The full program for the four-day Gathering has just been announced, promising a strong line-up of more than 100 speakers as well as cultural performances, networking zones, healing activities and world-class entertainment.
Co-hosted by The Healing Foundation and the University of Sydney, it will be the largest event of its kind in Australia, attracting traditional Aboriginal healers and cultural custodians from countries like Canada, Hawaii, New Zealand, Norway and the United States; as well as trauma experts, academics, politicians and service providers.
Co-chair of the organising committee Professor Juanita Sherwood, from the University of Sydney, said: “First Nations communities from around the world face similar challenges, resulting from hundreds of years of colonisation, and the solutions to those issues will come from our shared wisdom and experiences.
“By sharing stories and highlighting successful education and healing opportunities, participants will learn from each other and create a different future For Our Grandchildren’s Grandchildren, which is the overarching theme of the 2018 Gathering,” she said.
Speakers will highlight innovative healing-centred projects that are improving health and prosperity outcomes in communities around the world, as well as emerging research to inform future policies and initiatives.
The Gathering will cover a wide range of topics, including traditional child rearing, cultural and language re-connection, reducing alcohol abuse, tackling domestic violence, suicide and mental health and using traditional food as medicine.
The Healing Foundation CEO, Richard Weston, said it was a timely opportunity to focus on healing solutions in Australia, following the recent release of a report that illustrates the link between harmful actions of colonisation and the symptoms of unresolved and Intergenerational Trauma.
The study, collated by the Australian Institute of Health and Welfare, uncovers an alarming level of disadvantage for the Stolen Generations and their descendants, who are more likely to experience trauma related issues like poor mental health, violence, contact with the justice system and substance abuse.
“The Gathering’s focus on youth is a deliberate attempt to raise awareness about the need for ongoing healing and to change the future through innovation, smart investment and self-determination,” said Mr Weston.
“More than half of today’s Aboriginal and Torres Strait lslander population is aged under 25.
If we learn from the collective wisdom of global First Nations cultures now, we have the opportunity to create a different future for them – where trauma, and its ugly symptoms, are not part of their everyday lives.
In addition to the learning opportunities, Healing Our Spirit Worldwide will be a major celebration of First Nations cultures. The Gathering will kick-off with a Parade of Nations on 26 November, and there will be an opportunity to see world-class performers like the Yothu Yindi Band, Rocky Dawuni and Stevie Salas.
“The Gathering Place will provide a venue for all participants to meet between sessions, to tell stories, strengthen ideas and build international healing relationships,” said Mr Weston.
“The harmful and deliberate practices of colonisation created widespread disconnection in First Nations communities and so we all benefit from projects that reconnect and rebuild relationships - within families and communities, as well as nationally and globally.”
Registrations for the Gathering are still open, with discounts for community Elders and young people.
Professor Sherwood said: “People can also get involved through sponsorship, donations to help community Elders and members travel to the Gathering, setting up a market stall in the Gathering Place or just coming along to some of the cultural activities, which are open to the public.
“Volunteer opportunities are also available to Aboriginal and Torres Strait Islander community members and students to work at the Gathering and enjoy some of the program sessions in between rostered hours of work.”
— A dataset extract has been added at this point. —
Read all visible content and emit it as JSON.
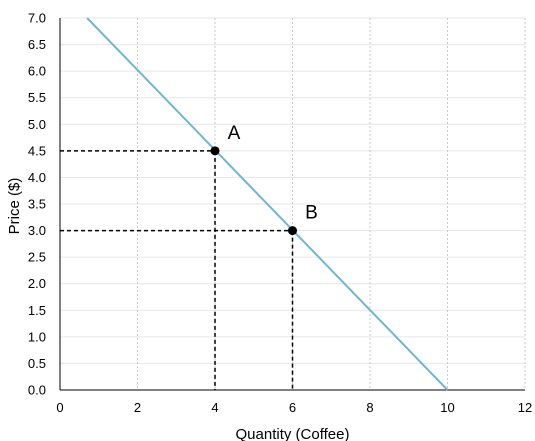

Healing Our Spirit Worldwide began in Canada in 1992 with a gathering in Edmonton. It was originally focused on addressing substance abuse, which is an ongoing symptom of trauma. However, it has broadened its scope to address the many factors affecting First Nations communities around the world. Gatherings have been held approximately every four years since 1992.
The Eighth Gathering will be held from 26 – 29 November 2018, on Cadigal country, at Sydney’s International Convention Centre. For more details, visit the official website – hosw.com.
Gawuwi gamarda Healing Our Spirit Worldwidegu Ngalya nangari nura Cadigalmirung.
Calling our friends to come, to be at Healing Our Spirit Worldwide. We meet on the country of the Cadigal.